Perhaps sensing her resistance, he spoke quietly. “I read the reports before coming here, about the rumors concerning the cave, ancient stories shared by a handful of tribal elders. According to those stories, the burial cave was cursed, and any trespass would end in ruin for all.” He let out a soft and sad snort. “Maybe someone should have listened. As much as I’ve studied our people’s past, I’ve learned how often such stories have a hard kernel of truth inside of them.”

The strength of his arms and the assurance of his words helped calm her. Tears continued to flow, but she found the strength to lift her head, needing to see his face as much as hear his words.

“So . . . so the explosion wasn’t the C4 I had in my pack?”

“No. It was something much worse. It’s why I came looking for you. To protect you.”

She pulled straighter, out of his arms. He must have read her questioning look.

“That explosion helped set off the powder keg already brewing on the top of the mountain. When I slipped away, the activists gathered on the mountaintop were already beginning to skirmish with the National Guard. Everyone is accusing the other side of all manner of crimes and atrocities. But they’re all certain about one thing.”

She swallowed, guessing what that was. “They think I’m to blame.”

“And they’re all looking for you. And as much tension and confusion as is out there, I fear they may shoot first and ask questions later.”

She shivered, suddenly cold. “What am I going to do?”

“First, you’re going to tell me what happened. Everything. Every detail. The truth is often one’s best shield.”

She didn’t know where to begin, wasn’t sure she even knew the whole truth. But the old man’s hand found hers and squeezed reassurance. She took strength from the iron in those strong fingers, so much like her father’s callused hands.

Still, her words came reluctantly at first, but before long, her story came out in a rush, both as a confession and as an act of contrition. But deep down, she also knew she needed to unload her burden onto someone else’s shoulders and share it.

3:08 P.M.

Hank watched the girl as much as he listened to her accounting of events. He kept his questions to a minimum, discovering more truth in the telling than in the facts. He saw the raw fear dim to embers in her eyes. As she told her story, he recognized her deep-seated sense of betrayal after the death of her father, needing to blame someone, to make sense of a senseless murder. Lost and scared, she found a new home, a new tribe with her militant fellow members of WAHYA.

It was a story he’d heard all too often among Native American youth: broken families, poverty, domestic abuse, alcoholism. All of it compounded and concentrated by the isolation of reservation life. It left young men and women lost and angry, looking to lash out. Many fell into lives of crime, others into profound hatred for anyone in authority. It was men like John Hawkes, the founder of WAHYA, who preyed upon those lost souls, who twisted that teenage angst to serve their own ends.
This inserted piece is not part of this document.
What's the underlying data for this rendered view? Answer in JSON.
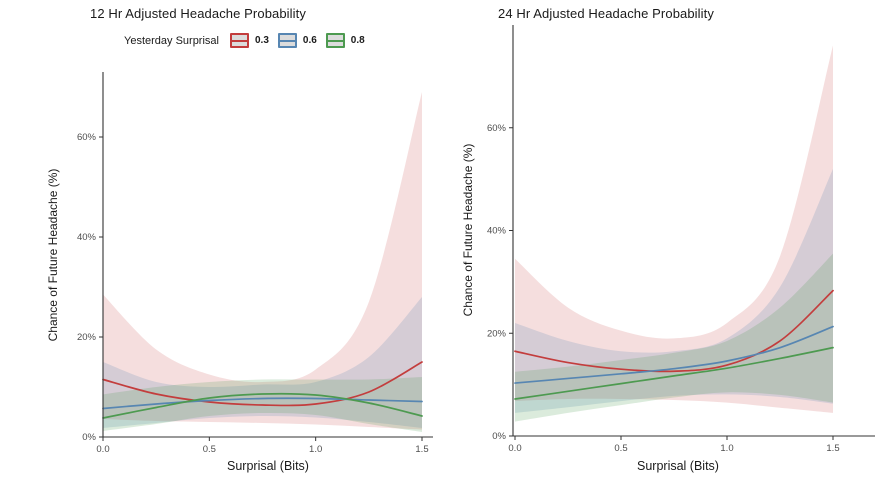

It was a path Hank knew all too well. In his teen years, he had begun selling drugs, first in school, then more broadly. He settled in with a hard crowd. It was only after one of his best friends had been killed by a strung-out junkie that he found his way back to his faith, back to the Mormon Church of his tribe. To many, it was a strange path to salvation for an Indian. He knew the disdain other Native Americans had for those tribesmen who joined the Mormon faith. But since finding his way back home, he had never been more content.

And since then, he refused to give up on anyone lost who fell across his path. It was one of the reasons he fought so hard to protect tribal rights, not so much for the tribes themselves, but to support and enrich the reservations, to build a better foundation for the youngest among them.